International strait
An international strait is a narrow natural waterway connecting two parts of the high seas or exclusive economic zones, used for international navigation. Per the United Nations Convention on the Law of the Sea, a transit passage regime prevails in such straits for both ships and aircraft with few exceptions, even when the territorial waters of bordering country or countries overlap. Worldwide, more than 200 straits might satisfy the criteria of an international strait. Notable international straits include the Bosporus and Dardanelles, Strait of Magellan, Strait of Gibraltar, Strait of Dover, Danish straits and the Strait of Hormuz.
Terminology
The term is defined in articles 37 and 38 of the UNCLOS III. The convention does not use the words "international strait" to prevent a confusion with international waters, describing instead the straits used for international navigation.Some experts suggest a broader definition of the "international strait". In particular, the following list is proposed:
- straits used for international navigation with their transit passage regime;
- geographic straits where a high seas corridor remains. The territorial waters part of such strait is governed by the innocent passage regime;
- straits governed by long-standing conventions. Sailing through such straits is governed by the conventions;
- straits where high seas alternatives are of "similar convenience", typically due to the coastal state choosing to keep 3-mile territorial waters thus preserving the high seas regime at the centerline of the strait. In this case only innocent passage is possible in the territorial waters;
- straits formed by islands are governed by a non-suspendable innocent passage regime;
- archipelagic straits with archipelagic sea lanes passage regime;
- dead end straits with innocent passage regime.
History
De Vattel was the first to highlight the difference between the straits that "serve as a mean of communication between two seas" and the one without such function. The passage of ships through the former cannot be prohibited as long as it does not adversely affect the security of the coastal state. While Vattel based his ideas on the Roman law concept of right of way, many other 18th century thinkers supported the right of a coastal state to exclude foreign ships from its territorial waters.
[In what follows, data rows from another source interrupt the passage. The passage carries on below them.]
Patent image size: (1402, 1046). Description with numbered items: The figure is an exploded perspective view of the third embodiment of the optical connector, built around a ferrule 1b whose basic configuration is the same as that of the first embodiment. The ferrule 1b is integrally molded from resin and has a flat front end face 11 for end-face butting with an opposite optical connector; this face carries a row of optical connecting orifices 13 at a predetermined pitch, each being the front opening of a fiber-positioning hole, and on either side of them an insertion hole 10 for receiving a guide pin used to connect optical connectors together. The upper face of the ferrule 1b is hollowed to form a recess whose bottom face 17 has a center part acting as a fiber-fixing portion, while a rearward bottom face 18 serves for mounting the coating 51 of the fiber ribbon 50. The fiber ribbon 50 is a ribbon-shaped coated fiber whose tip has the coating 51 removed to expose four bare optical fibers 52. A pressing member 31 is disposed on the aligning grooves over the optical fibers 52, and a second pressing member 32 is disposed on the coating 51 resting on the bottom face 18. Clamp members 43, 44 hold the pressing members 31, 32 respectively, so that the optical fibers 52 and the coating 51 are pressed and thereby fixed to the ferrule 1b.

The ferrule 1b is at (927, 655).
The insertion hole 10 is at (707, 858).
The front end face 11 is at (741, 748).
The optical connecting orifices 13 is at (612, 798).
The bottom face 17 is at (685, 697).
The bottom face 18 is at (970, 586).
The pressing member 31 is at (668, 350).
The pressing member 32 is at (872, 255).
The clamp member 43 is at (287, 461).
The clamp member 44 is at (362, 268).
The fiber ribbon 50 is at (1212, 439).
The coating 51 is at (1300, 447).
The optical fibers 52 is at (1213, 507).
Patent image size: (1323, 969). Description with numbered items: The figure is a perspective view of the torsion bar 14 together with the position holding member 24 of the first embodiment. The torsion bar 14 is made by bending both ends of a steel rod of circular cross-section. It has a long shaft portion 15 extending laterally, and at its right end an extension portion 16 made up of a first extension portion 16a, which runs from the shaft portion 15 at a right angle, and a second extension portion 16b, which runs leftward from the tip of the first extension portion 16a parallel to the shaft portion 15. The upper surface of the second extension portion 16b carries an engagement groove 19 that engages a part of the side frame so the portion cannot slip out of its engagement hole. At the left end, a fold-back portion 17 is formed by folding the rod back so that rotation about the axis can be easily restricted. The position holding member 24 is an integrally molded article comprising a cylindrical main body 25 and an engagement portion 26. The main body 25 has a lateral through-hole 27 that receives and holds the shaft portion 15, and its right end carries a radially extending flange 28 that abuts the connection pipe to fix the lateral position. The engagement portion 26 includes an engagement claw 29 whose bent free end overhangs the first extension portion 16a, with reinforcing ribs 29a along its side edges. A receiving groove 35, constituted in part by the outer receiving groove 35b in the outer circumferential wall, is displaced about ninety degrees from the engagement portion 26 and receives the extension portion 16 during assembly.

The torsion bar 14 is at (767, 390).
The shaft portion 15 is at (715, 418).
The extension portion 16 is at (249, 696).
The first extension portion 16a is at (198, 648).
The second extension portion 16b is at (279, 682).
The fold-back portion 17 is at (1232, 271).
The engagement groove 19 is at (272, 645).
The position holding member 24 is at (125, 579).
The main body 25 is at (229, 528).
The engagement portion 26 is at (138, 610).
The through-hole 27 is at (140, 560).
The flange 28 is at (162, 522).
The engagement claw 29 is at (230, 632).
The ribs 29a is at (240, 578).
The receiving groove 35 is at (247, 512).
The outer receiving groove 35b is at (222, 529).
With the arrival of steamships in the 19th century, the ability to navigate along the shortest route became a significant economic factor, spurring development of special regimes for transit, similar to high seas. At the same time, a distinction was made between the wartime and peacetime navigation.
A major effort on codification of the legal regime for the straits was made by the Institut de Droit International between 1894 and 1912. 1894, in particular, saw the proclamation of the innocent passage principle in those straits where there are no high seas lanes due to overlapping territorial waters. Some work was also done by the International Law Association between 1893 and 1910 and Inter-Parliamentary Union between 1910 and 1915. Like the IDI's declarations, these efforts were stopped by the First World War, no international agreements followed, and the discussion at the Second Peace Conference only made it clear that the international straits require their own regime. No agreement was reached at the 1930 Hague Conference on Codification either. Overall, per the 1992 statement of the Office for Ocean Affairs and the Law of the Sea, "the treatment of the question of straits between 1894 and 1930 was unsatisfactory".
The "now classic" book on international straits by Erik Brüel, International Straits. A Treatise on International Law, was published in the 1947.
The Corfu Channel case at the International Court of Justice in 1949 established the rules for the innocent passage through a strait:
- the international strait is defined geographically by being a connection between two areas of high seas, it does not have to be a route heavily used by international shipping;
- warships have the right of innocent passage through such strait that cannot be denied or subject to conditions in peacetime.
The Convention on the Territorial Sea and the Contiguous Zone, adopted in 1958 by UNCLOS I, codified the work of the International Law Commission done since 1949. Regarding the straits, the convention introduced a non-suspendable innocent passage for those international straits connecting high seas to a territorial sea of a foreign state. Otherwise, international straits were governed by the same innocent passage provisions as other territorial waters.
Major changes to strait passage were made by UNCLOS III that were driven both by objective factors and the common interest of the United States and Soviet Union in opening sea and air passage through the international straits. Although during the planning of the conference it was declared that it will concentrate on the exploitation of sea beds, in practice it was to large extent driven by the desire of "the United States and the Soviet Union to protect their strategic interests in transiting the oceans, particularly international straits". As a result of political compromise, UNCLOS III adopted its "crowning achievement", a new transit passage regime with no previous legal precedents. This regime provided the coastal states with much less enforcement ability in the straits.